A model is not something that exists in jax a priori. Jax is a numerical computing library, and not a deep learning library specifically.
The deep learning libraries written on top of jax have each their own definition of a model, as the model is a compound of functions, parameters, and other properties. For example, you can have a flax
model, a haiku
model, or a trax
model (and others).
Each of these definitions defines its own (de)serialisation protocol, and depening on which one you use, the result and the procedure will of course be different.
However, most of these model definitions are PyTreeDef
. You can read about PyTrees here, but you can think of a pytree as nothing more than a (registered) collection of jax arrays.
For example, a tuple of arrays, or a dictionary of arrays is a PyTree.
Most frameworks define a model as a PyTree together with some syntactic sugar.
Being able to serialise a pytree is enough to be able to serialise a model.
As you mentioned flax
, here is an example on how to (de)serialise a model in flax.
from typing import Any
import jax.numpy as jnp
from flax import struct
from flax.serialization import to_state_dict, from_state_dict
class Model(struct.PyTreeNode):
params: Any
forward: callable = struct.field(pytree_node=False)

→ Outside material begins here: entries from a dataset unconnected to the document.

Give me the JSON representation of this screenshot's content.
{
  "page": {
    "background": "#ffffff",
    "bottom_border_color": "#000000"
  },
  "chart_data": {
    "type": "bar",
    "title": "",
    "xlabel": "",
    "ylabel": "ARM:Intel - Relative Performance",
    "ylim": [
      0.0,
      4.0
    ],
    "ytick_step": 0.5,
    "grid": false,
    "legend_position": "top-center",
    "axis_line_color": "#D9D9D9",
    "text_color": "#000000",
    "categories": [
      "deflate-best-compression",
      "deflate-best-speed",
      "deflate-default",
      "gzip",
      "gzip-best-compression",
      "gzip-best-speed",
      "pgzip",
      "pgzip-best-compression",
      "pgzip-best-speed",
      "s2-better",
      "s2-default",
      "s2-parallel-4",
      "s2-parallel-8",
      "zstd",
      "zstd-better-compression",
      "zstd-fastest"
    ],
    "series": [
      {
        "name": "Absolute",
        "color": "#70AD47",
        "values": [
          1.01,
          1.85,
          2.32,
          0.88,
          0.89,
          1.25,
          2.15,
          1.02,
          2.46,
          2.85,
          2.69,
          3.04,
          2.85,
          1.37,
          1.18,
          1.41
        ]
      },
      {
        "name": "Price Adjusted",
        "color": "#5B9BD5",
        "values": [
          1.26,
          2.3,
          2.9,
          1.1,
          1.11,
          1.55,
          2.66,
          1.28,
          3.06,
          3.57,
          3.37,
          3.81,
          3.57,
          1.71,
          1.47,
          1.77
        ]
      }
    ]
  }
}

def __apply__(self, *args):
return self.forward(*args)
params = jnp.ones(())
forward = lambda params, x: params * jnp.mean(x**2)
model = Model(params, forward)
# serialise
serialised_model = to_state_dict(model)
print("Serialised model", serialised_model)
# Outputs:
# Serialised model {'params': Array(1., dtype=float32)}
# deserialise
deserialised_model = from_state_dict(model, serialised_model)
print("Deserialised model", deserialised_model)
# Outputs:
# Deserialised model Model(params=Array(1., dtype=float32), forward=<function <lambda> at 0x7efcb4c30d30>)
Or you can use the orbax
checkpoint API as you already mentioned.
A clear example here.
If you want to load the model into another application (for example, an application in a different language) the application must implement the (de)serialisation protocol you use in python.